Dr. Harrison looked at her.

"If I had gone in your company," he said, "I think it would hardly have been ill with me."

"Do you know so little as that?"—she said, in such a tone of sorrow and pity as might have suited one of the 'ministering spirits' she had been likened to.

"I don't think I am as good as you are," the doctor said with a face not unmoved.

"Good!" said Faith. "What do you mean by goodness, Dr. Harrison?"

"I shall have the worst of it if I try to go into definitions again," he said smiling. "I think you will find what I mean, in consulting your own thoughts."

"Goodness?" said Faith again. "Do you remember the silver scale-armour of that Lepisma, Dr. Harrison? That is perfection. That is what God means by goodness—not the outside things that every eye, or your own, can see;—but when the far-down, far-back thoughts and imaginations of your heart will bear such looking at and be found faultless! Less than that, God will not take from you, if you are going to heaven by your own goodness."

He looked at her. They had changed sides; and as fearless now as he, she was the speaker, and he had little to say.

"I don't know much about these things, Miss Faith," he answered soberly.

"I don't know much, Dr. Harrison," she said humbly. "But think what you were near the other day."

"I don't know!"—said he, as if making a clean breast of it. She paused.

"Dr. Harrison, will a wise man leave such a matter in uncertainty?"

"I am not wise," said he. "I am ignorant—in this."

"You know you need not remain so."

"That is not so certain!

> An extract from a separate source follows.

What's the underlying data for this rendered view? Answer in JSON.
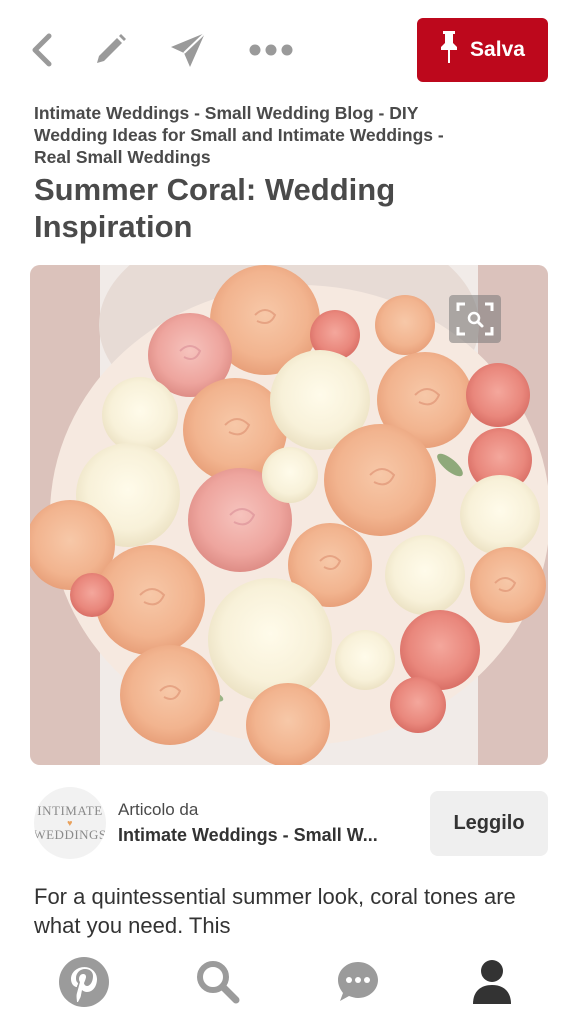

I have seen so much—of what you have seen so little, my dear Miss Derrick, that you can scarce understand how light the weight of most people's testimony is to me."

"But there is the testimony of one higher," said Faith. "There is God's own word?"

"I don't know it."

"Won't you know it, sir?"

"I will do anything you ask me in that voice," he said smiling at her."But after all one reads people and people's professions, missFaith;—and they make the first impression."

"I dare say it is often not true," said Faith sadly.

"You are true," said he; "and you may say to me what you will, on this subject or any other, and I will believe it."

They walked a little distance in silence.

"What are you thinking of?" said the doctor in a very gentle accent of inquiry.

"I am sorry—very sorry for you, Dr. Harrison."

"Why?" said he taking her hand.

"Because it seems to me you are not caring in earnest about this matter."

He kissed the hand, without asking permission. But it was done with a grateful warm expression of feeling.